In the insomnia trial, 12% of participants stopped amitriptyline early due to side effects including dizziness, palpitations, nausea, and in a few cases, worsened mood. Heart-related effects like fast or irregular heartbeat and changes in blood pressure are also possible, which is why amitriptyline isn’t ideal for people with certain cardiac conditions. The drowsiness that makes it useful for sleep can be a problem during the day, so it’s almost always taken at bedtime regardless of the condition being treated.

Important Safety Considerations

All antidepressants, including amitriptyline, carry an FDA boxed warning about an increased risk of suicidal thoughts and behavior in children and adolescents. This applies regardless of whether the drug is being prescribed for depression, pain, or any other condition. Young people starting amitriptyline should be closely monitored, particularly during the first few months or whenever the dose changes.
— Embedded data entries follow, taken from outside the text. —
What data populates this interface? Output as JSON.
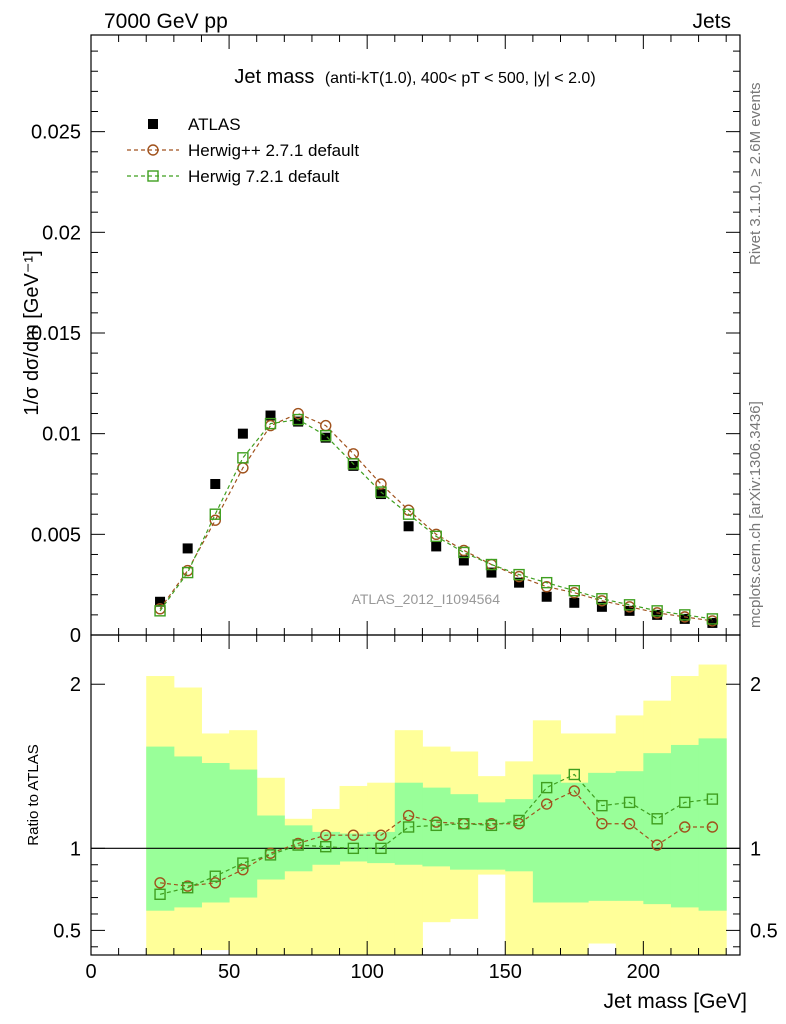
{
  "header": {
    "energy_label": "7000 GeV pp",
    "process_label": "Jets"
  },
  "side_labels": {
    "rivet": "Rivet 3.1.10, ≥ 2.6M events",
    "mcplots": "mcplots.cern.ch [arXiv:1306.3436]"
  },
  "chart_data": [
    {
      "type": "scatter",
      "title": "Jet mass (anti-kT(1.0), 400< pT < 500, |y| < 2.0)",
      "title_main": "Jet mass",
      "title_sub": "(anti-kT(1.0), 400< pT < 500, |y| < 2.0)",
      "watermark": "ATLAS_2012_I1094564",
      "xlabel": "Jet mass [GeV]",
      "ylabel": "1/σ dσ/dm [GeV⁻¹]",
      "xlim": [
        0,
        235
      ],
      "ylim": [
        0,
        0.0298
      ],
      "x_ticks": [
        0,
        50,
        100,
        150,
        200
      ],
      "x_tick_labels": [
        "0",
        "50",
        "100",
        "150",
        "200"
      ],
      "y_ticks": [
        0,
        0.005,
        0.01,
        0.015,
        0.02,
        0.025
      ],
      "y_tick_labels": [
        "0",
        "0.005",
        "0.01",
        "0.015",
        "0.02",
        "0.025"
      ],
      "legend_position": "top-left",
      "grid": false,
      "x": [
        25,
        35,
        45,
        55,
        65,
        75,
        85,
        95,
        105,
        115,
        125,
        135,
        145,
        155,
        165,
        175,
        185,
        195,
        205,
        215,
        225
      ],
      "series": [
        {
          "name": "ATLAS",
          "marker": "filled-square",
          "color": "#000000",
          "values": [
            0.00165,
            0.0043,
            0.0075,
            0.01,
            0.0109,
            0.0106,
            0.0098,
            0.0084,
            0.007,
            0.0054,
            0.0044,
            0.0037,
            0.0031,
            0.0026,
            0.0019,
            0.0016,
            0.0014,
            0.0012,
            0.001,
            0.0008,
            0.0006
          ]
        },
        {
          "name": "Herwig++ 2.7.1 default",
          "marker": "open-circle",
          "color": "#a0521d",
          "values": [
            0.0013,
            0.0032,
            0.0057,
            0.0083,
            0.0104,
            0.011,
            0.0104,
            0.009,
            0.0075,
            0.0062,
            0.005,
            0.0042,
            0.0035,
            0.0029,
            0.0024,
            0.0021,
            0.0017,
            0.0014,
            0.0011,
            0.0009,
            0.0007
          ]
        },
        {
          "name": "Herwig 7.2.1 default",
          "marker": "open-square",
          "color": "#3f9f1f",
          "values": [
            0.0012,
            0.0031,
            0.006,
            0.0088,
            0.0105,
            0.0107,
            0.0099,
            0.0085,
            0.0071,
            0.006,
            0.0049,
            0.0041,
            0.0035,
            0.003,
            0.0026,
            0.0022,
            0.0018,
            0.0015,
            0.0012,
            0.001,
            0.0008
          ]
        }
      ]
    },
    {
      "type": "scatter",
      "ylabel": "Ratio to ATLAS",
      "xlim": [
        0,
        235
      ],
      "ylim": [
        0.35,
        2.3
      ],
      "y_ticks": [
        0.5,
        1,
        2
      ],
      "y_tick_labels": [
        "0.5",
        "1",
        "2"
      ],
      "reference_line": 1,
      "band_edges": [
        20,
        30,
        40,
        50,
        60,
        70,
        80,
        90,
        100,
        110,
        120,
        130,
        140,
        150,
        160,
        170,
        180,
        190,
        200,
        210,
        220,
        230
      ],
      "bands": {
        "inner": {
          "color": "#99ff99",
          "lower": [
            0.62,
            0.64,
            0.67,
            0.7,
            0.81,
            0.86,
            0.9,
            0.92,
            0.91,
            0.9,
            0.89,
            0.87,
            0.87,
            0.86,
            0.67,
            0.67,
            0.68,
            0.68,
            0.66,
            0.64,
            0.62
          ],
          "upper": [
            1.62,
            1.56,
            1.52,
            1.48,
            1.2,
            1.14,
            1.1,
            1.09,
            1.1,
            1.4,
            1.37,
            1.33,
            1.28,
            1.3,
            1.45,
            1.4,
            1.46,
            1.47,
            1.58,
            1.63,
            1.67
          ]
        },
        "outer": {
          "color": "#ffff99",
          "lower": [
            0.35,
            0.35,
            0.38,
            0.35,
            0.35,
            0.35,
            0.35,
            0.35,
            0.35,
            0.35,
            0.55,
            0.57,
            0.84,
            0.35,
            0.35,
            0.35,
            0.42,
            0.35,
            0.35,
            0.35,
            0.35
          ],
          "upper": [
            2.05,
            1.98,
            1.7,
            1.72,
            1.43,
            1.18,
            1.24,
            1.38,
            1.4,
            1.72,
            1.62,
            1.59,
            1.44,
            1.53,
            1.78,
            1.7,
            1.7,
            1.81,
            1.9,
            2.05,
            2.12
          ]
        }
      },
      "series": [
        {
          "name": "Herwig++ 2.7.1 default",
          "marker": "open-circle",
          "color": "#a0521d",
          "values": [
            0.79,
            0.77,
            0.79,
            0.87,
            0.97,
            1.03,
            1.08,
            1.08,
            1.08,
            1.2,
            1.16,
            1.15,
            1.15,
            1.15,
            1.27,
            1.35,
            1.15,
            1.15,
            1.02,
            1.13,
            1.13
          ]
        },
        {
          "name": "Herwig 7.2.1 default",
          "marker": "open-square",
          "color": "#3f9f1f",
          "values": [
            0.72,
            0.76,
            0.83,
            0.91,
            0.96,
            1.02,
            1.01,
            1.0,
            1.0,
            1.13,
            1.14,
            1.15,
            1.14,
            1.17,
            1.37,
            1.45,
            1.26,
            1.28,
            1.18,
            1.28,
            1.3
          ]
        }
      ]
    }
  ]
}
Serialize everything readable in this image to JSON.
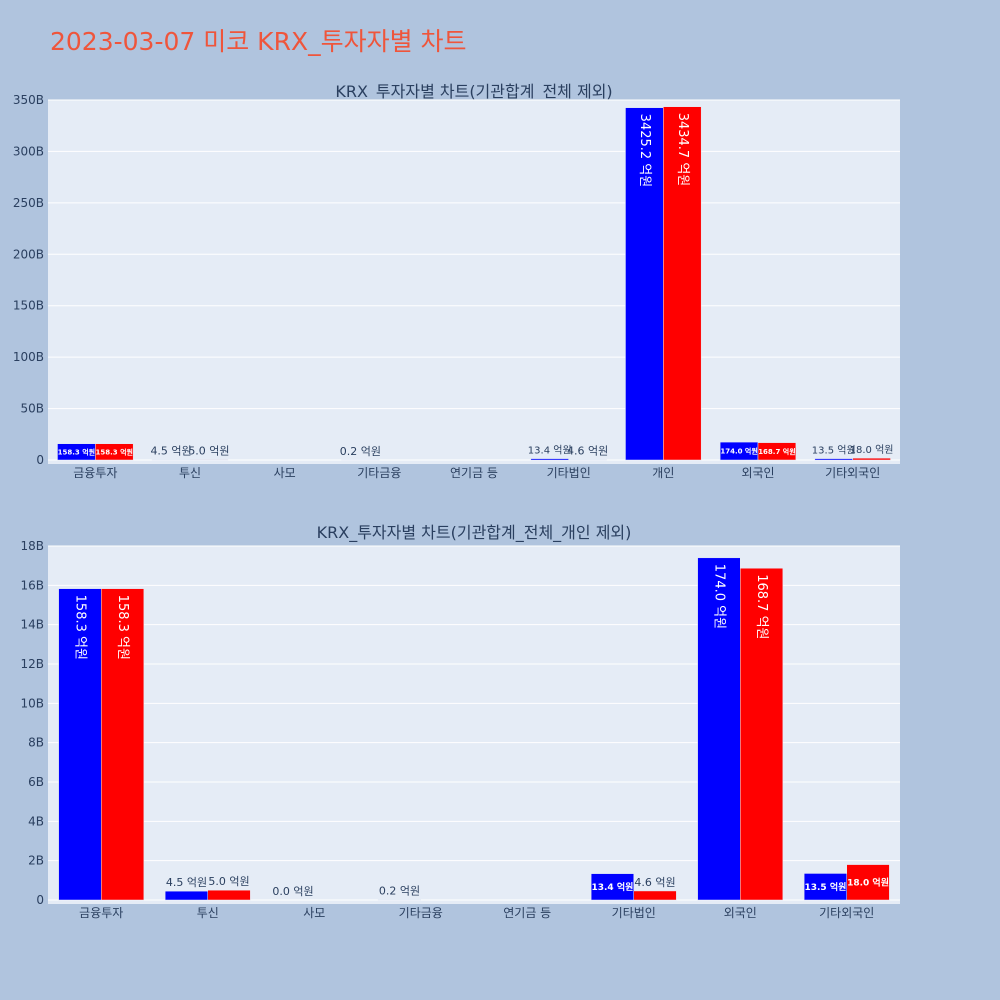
{
  "page": {
    "title": "2023-03-07 미코 KRX_투자자별 차트"
  },
  "colors": {
    "sell": "#0000ff",
    "buy": "#ff0000",
    "plot_bg": "#e5ecf6",
    "page_bg": "#b0c4de",
    "text": "#2a3f5f"
  },
  "chart_data": [
    {
      "type": "bar",
      "title": "KRX_투자자별 차트(기관합계_전체 제외)",
      "categories": [
        "금융투자",
        "투신",
        "사모",
        "기타금융",
        "연기금 등",
        "기타법인",
        "개인",
        "외국인",
        "기타외국인"
      ],
      "ylim": [
        0,
        350
      ],
      "yticks": [
        0,
        50,
        100,
        150,
        200,
        250,
        300,
        350
      ],
      "ytick_labels": [
        "0",
        "50B",
        "100B",
        "150B",
        "200B",
        "250B",
        "300B",
        "350B"
      ],
      "grid": true,
      "series": [
        {
          "values": [
            15.83,
            0.45,
            null,
            0.02,
            null,
            1.34,
            342.52,
            17.4,
            1.35
          ],
          "labels": [
            "158.3 억원",
            "4.5 억원",
            "",
            "0.2 억원",
            "",
            "13.4 억원",
            "3425.2 억원",
            "174.0 억원",
            "13.5 억원"
          ]
        },
        {
          "values": [
            15.83,
            0.5,
            null,
            null,
            null,
            0.46,
            343.47,
            16.87,
            1.8
          ],
          "labels": [
            "158.3 억원",
            "5.0 억원",
            "",
            "",
            "",
            "4.6 억원",
            "3434.7 억원",
            "168.7 억원",
            "18.0 억원"
          ]
        }
      ]
    },
    {
      "type": "bar",
      "title": "KRX_투자자별 차트(기관합계_전체_개인 제외)",
      "categories": [
        "금융투자",
        "투신",
        "사모",
        "기타금융",
        "연기금 등",
        "기타법인",
        "외국인",
        "기타외국인"
      ],
      "ylim": [
        0,
        18
      ],
      "yticks": [
        0,
        2,
        4,
        6,
        8,
        10,
        12,
        14,
        16,
        18
      ],
      "ytick_labels": [
        "0",
        "2B",
        "4B",
        "6B",
        "8B",
        "10B",
        "12B",
        "14B",
        "16B",
        "18B"
      ],
      "grid": true,
      "series": [
        {
          "values": [
            15.83,
            0.45,
            0.0,
            0.02,
            null,
            1.34,
            17.4,
            1.35
          ],
          "labels": [
            "158.3 억원",
            "4.5 억원",
            "0.0 억원",
            "0.2 억원",
            "",
            "13.4 억원",
            "174.0 억원",
            "13.5 억원"
          ]
        },
        {
          "values": [
            15.83,
            0.5,
            null,
            null,
            null,
            0.46,
            16.87,
            1.8
          ],
          "labels": [
            "158.3 억원",
            "5.0 억원",
            "",
            "",
            "",
            "4.6 억원",
            "168.7 억원",
            "18.0 억원"
          ]
        }
      ]
    }
  ]
}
Families and caregivers are advised to watch for signs of clinical worsening, agitation, irritability, or unusual behavioral changes.

Amitriptyline should also be used cautiously in people with a history of seizures, urinary retention, or a specific type of glaucoma called angle-closure glaucoma. Stopping the medication abruptly after regular use can trigger withdrawal symptoms, so tapering the dose gradually under guidance is the standard approach.

Why Doses Vary So Much by Condition

One of the most confusing things about amitriptyline is the wide range of doses prescribed. Someone taking it for IBS might be on 10 to 30 mg, someone using it for nerve pain might take up to 75 mg, and someone being treated for depression could be on significantly more. These aren’t arbitrary differences. At lower doses, amitriptyline’s pain-modulating and sedating properties dominate. Higher doses are needed to produce enough serotonin and norepinephrine activity to shift mood in depression. The lower doses used for pain, IBS, and sleep also come with fewer and milder side effects, which is part of why these off-label uses have become so popular relative to the original antidepressant indication.